Obóz pracy w Elblągu
Życie Warszawy" pisze o elbląskiej firmie, w której ludzie pracowali w tak strasznych warunkach, że kontrolerzy Państwowej Inspekcji Pracy nie mogli uwierzyć, iż takie rzeczy dzieją się w Polsce.
Firma prowadzona od 2004 roku przez małżeństwo z Elbląga produkuje obudowy elektrowni wiatrowych. Kontrola Państwowej Inspekcji Pracy wykazała, że w przedsiębiorstwie łamane są wszelkie prawa pracownicze.
"Takich warunków w Polsce jeszcze nie widzieliśmy" - mówili po wejściu do zakładu kontrolerzy. Najpierw okazało się, że w całym dużym zakładzie nikt nie pracował legalnie. Od robotnika do kierownika wszyscy byli zatrudnieni na czarno.

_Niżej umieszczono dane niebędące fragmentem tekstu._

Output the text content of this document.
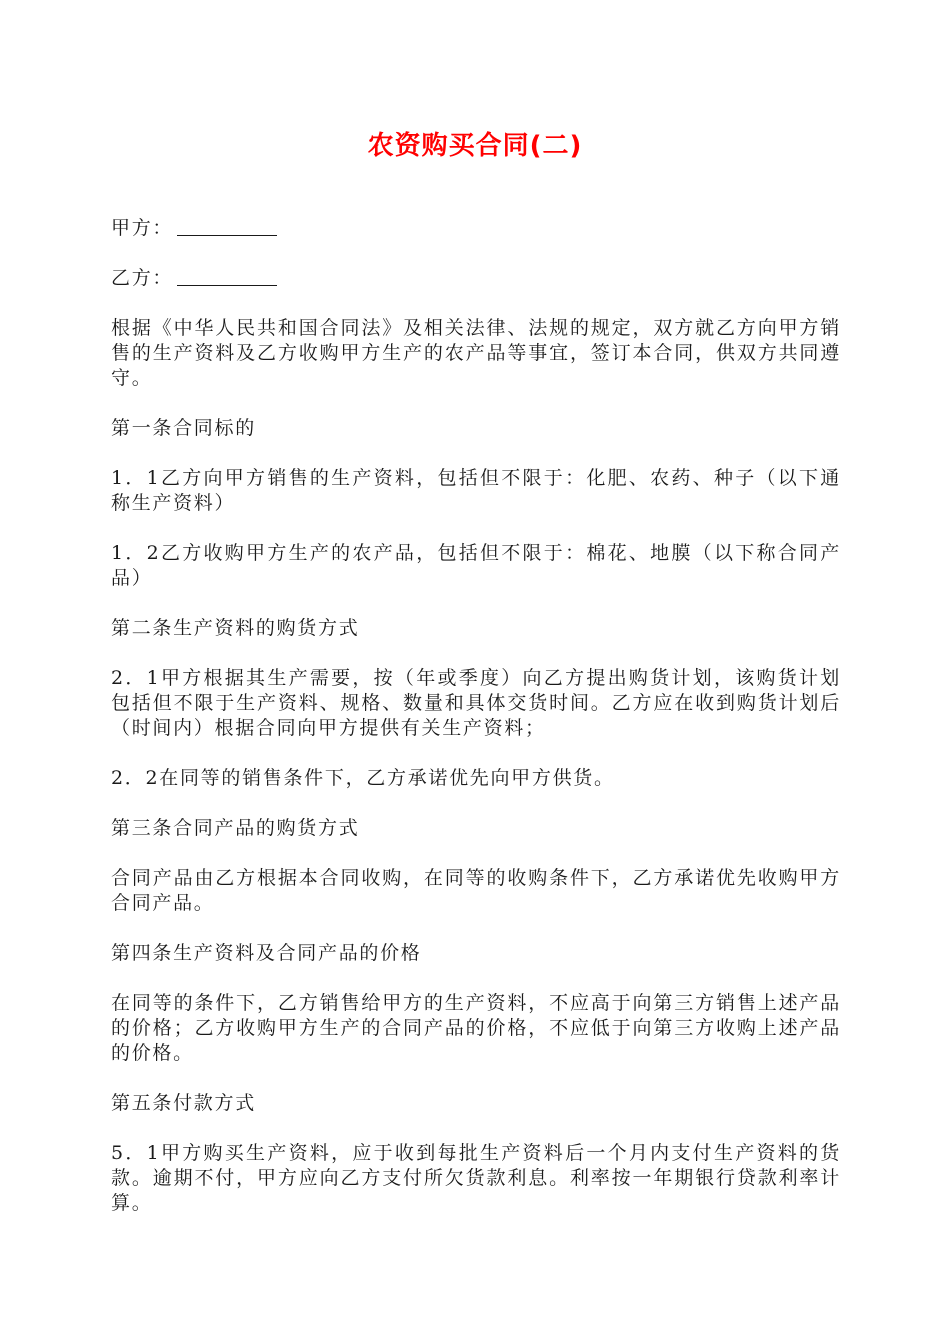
农资购买合同(二)
甲方：
乙方：

根据《中华人民共和国合同法》及相关法律、法规的规定，双方就乙方向甲方销售的生产资料及乙方收购甲方生产的农产品等事宜，签订本合同，供双方共同遵守。

第一条合同标的

1．1乙方向甲方销售的生产资料，包括但不限于：化肥、农药、种子（以下通称生产资料）

1．2乙方收购甲方生产的农产品，包括但不限于：棉花、地膜（以下称合同产品）

第二条生产资料的购货方式

2．1甲方根据其生产需要，按（年或季度）向乙方提出购货计划，该购货计划包括但不限于生产资料、规格、数量和具体交货时间。乙方应在收到购货计划后（时间内）根据合同向甲方提供有关生产资料；

2．2在同等的销售条件下，乙方承诺优先向甲方供货。

第三条合同产品的购货方式

合同产品由乙方根据本合同收购，在同等的收购条件下，乙方承诺优先收购甲方合同产品。

第四条生产资料及合同产品的价格

在同等的条件下，乙方销售给甲方的生产资料，不应高于向第三方销售上述产品的价格；乙方收购甲方生产的合同产品的价格，不应低于向第三方收购上述产品的价格。

第五条付款方式

5．1甲方购买生产资料，应于收到每批生产资料后一个月内支付生产资料的货款。逾期不付，甲方应向乙方支付所欠货款利息。利率按一年期银行贷款利率计算。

Zatrudnieni pracowali przez siedem dni w tygodniu po 20 godzin dziennie. Dostawali za to wynagrodzenie, które najczęściej nie przekraczało 700 zł miesięcznie - podaje dziennik.
Warunki pracy były tragiczne. Pomimo oparów z acetonu i żywicy oraz wszechobecnego pyłu, nie było w halach produkcyjnych żadnej wentylacji. Ci, którzy chcieli utrzymać pracę, a nie byli w stanie dojeżdżać do niej z domu, musieli spać na betonowej podłodze. Nikt nie protestował.
Po inspekcji PIP właścicielom wytoczono proces. Wczoraj w Elblągu miała się odbyć pierwsza rozprawa. Jednak z powodu zwolnień lekarskich oskarżonych została odroczona - czytamy w "Życiu Warszawy".(PAP)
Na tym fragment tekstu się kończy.